DAVID COX: Mysterious denial of benefits.
Posted: Monday, December 1, 2014 

Chief Leader


The Westchester County Department of Correction erred when it refused to pay the full salary of a Correction Officer for nearly five months between the day he was injured on the job and the day he had surgery to correct the injury, an arbitrator ruled Nov. 24.

Julie Schatz of Koehler & Isaacs, attorney for CO David Cox, said in an interview last week that her client is one of a number of officers who were denied their full compensation for the period between injury and treatment. Those officers should now be able to proceed to arbitration, or have their cases dealt with favorably in light of the decision in Mr. Cox’s case, she said.

Injured During Struggle 

He was injured Jan. 31, 2014, while struggling with an inmate who needed to be transported but didn’t cooperate. Mr. Cox went out sick and filed for Workers’ Compensation. He had surgery to repair a tear in his right shoulder on May 15 and returned to restricted duty Aug. 11.

According to state law and the union’s contract with the county, injured Correction Officers are entitled to their full salaries for 39 weeks, the arbitrator’s ruling said. According to the grievance filed on Mr.
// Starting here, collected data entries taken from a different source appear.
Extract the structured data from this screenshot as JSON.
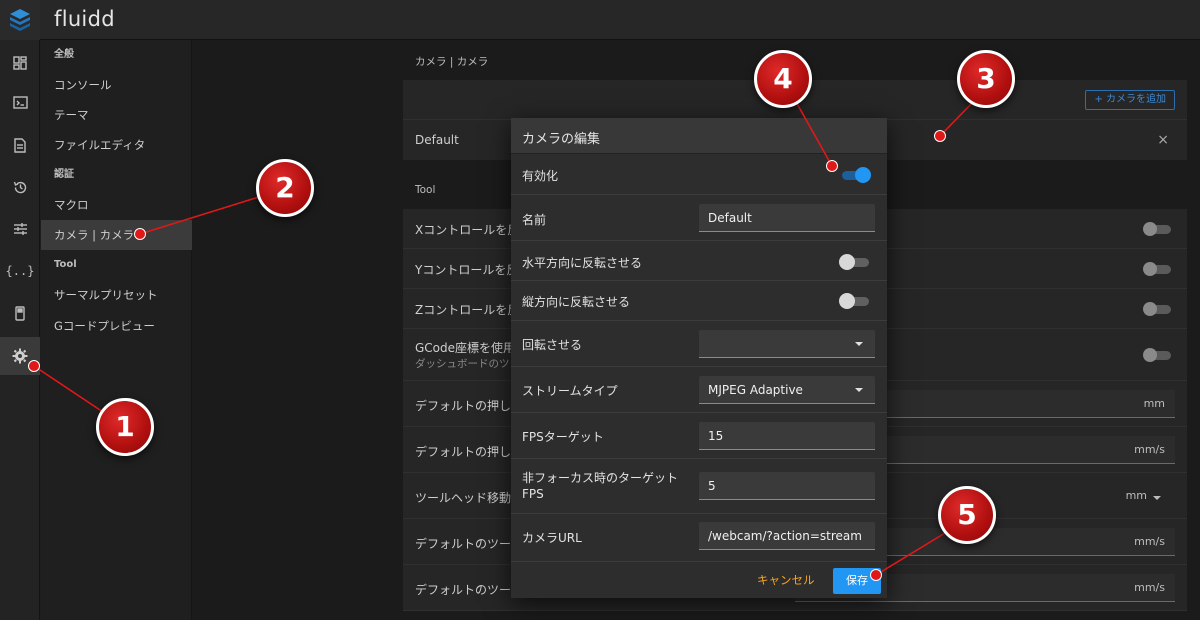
{
  "app": {
    "title": "fluidd"
  },
  "nav": {
    "items": [
      {
        "label": "全般",
        "head": true
      },
      {
        "label": "コンソール"
      },
      {
        "label": "テーマ"
      },
      {
        "label": "ファイルエディタ"
      },
      {
        "label": "認証",
        "head": true
      },
      {
        "label": "マクロ"
      },
      {
        "label": "カメラ | カメラ",
        "active": true
      },
      {
        "label": "Tool",
        "head": true
      },
      {
        "label": "サーマルプリセット"
      },
      {
        "label": "Gコードプレビュー"
      }
    ]
  },
  "main": {
    "camera_section_title": "カメラ | カメラ",
    "add_camera_label": "+ カメラを追加",
    "camera_entry_name": "Default",
    "close_glyph": "×",
    "tool_section_title": "Tool",
    "tool_rows": {
      "x_control": "Xコントロールを反",
      "y_control": "Yコントロールを反",
      "z_control": "Zコントロールを反",
      "gcode_coords": "GCode座標を使用",
      "gcode_coords_sub": "ダッシュボードのツ",
      "default_push_1": "デフォルトの押し",
      "default_push_2": "デフォルトの押し",
      "toolhead_move": "ツールヘッド移動",
      "default_tool_1": "デフォルトのツー",
      "default_tool_2": "デフォルトのツー"
    },
    "units": {
      "mm": "mm",
      "mms": "mm/s"
    }
  },
  "dialog": {
    "title": "カメラの編集",
    "enabled_label": "有効化",
    "enabled": true,
    "name_label": "名前",
    "name_value": "Default",
    "flip_h_label": "水平方向に反転させる",
    "flip_h": false,
    "flip_v_label": "縦方向に反転させる",
    "flip_v": false,
    "rotate_label": "回転させる",
    "rotate_value": "",
    "stream_type_label": "ストリームタイプ",
    "stream_type_value": "MJPEG Adaptive",
    "fps_label": "FPSターゲット",
    "fps_value": "15",
    "unfocus_fps_label_1": "非フォーカス時のターゲット",
    "unfocus_fps_label_2": "FPS",
    "unfocus_fps_value": "5",
    "url_label": "カメラURL",
    "url_value": "/webcam/?action=stream",
    "cancel_label": "キャンセル",
    "save_label": "保存"
  },
  "annotations": [
    "1",
    "2",
    "3",
    "4",
    "5"
  ],
  "colors": {
    "accent": "#2196f3",
    "cancel": "#f5a623",
    "badge": "#c41414"
  }
}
Cox’s behalf by the Westchester County Correction Officers’ Benevolent Association, however, county officials informed him that he would get only partial benefits for the period between the day he went sick and the day he had surgery.

The officials told Mr. Cox that the Workers’ Compensation Board had ruled him partially disabled. They maintained he would need a ruling of full disability in order to receive his full salary. Otherwise, they said, he should have been showing up at work on restricted duty.

‘Never Assigned Him Work’ 

But, Ms. Schatz said, “The county never tried to assign him any work. They never disputed the cause of the injury, they just didn’t approve any benefits for him.”

She said the county’s attitude was, “We’re going to make you wait until you get through the bureaucracy...Somebody else will decide what he’s entitled to.”

The arbitrator, Elliott D. Shriftman, wrote that “there is no document in the record that shows that the Workers’ Compensation Board, at any time in the course of the proceedings before it, advised Cox that he could work special duty.”

He said the county’s decision to rely on a note from an emergency-room physician saying Mr. Cox could return to duty was a mistake. The physician’s “one-line statement that Cox would be fit for limited duty the next day, 

if wearing a shoulder immobilizer, does not manifest that the writer was aware of the functions Cox would be expected to perform, or whether they could be performed with an immobilizer, or whether it would be appropriate for him to work with severe pain.”

Violated Union Contract 

He pointed to medical records from doctors more familiar with Mr. Cox’s case, the procedures he underwent and the pain he suffered as more probative than the emergency-room note.

“The county violated the collective-bargaining agreement by failing to credit David Cox and all similarly affected employees with his/their full 39-week benefit,” Mr. Shriftman ruled.

Mr. Cox has been on restricted duty since returning to work, meaning he has no contact with inmates, does not carry a weapon and does not lift or raise his arms above his head.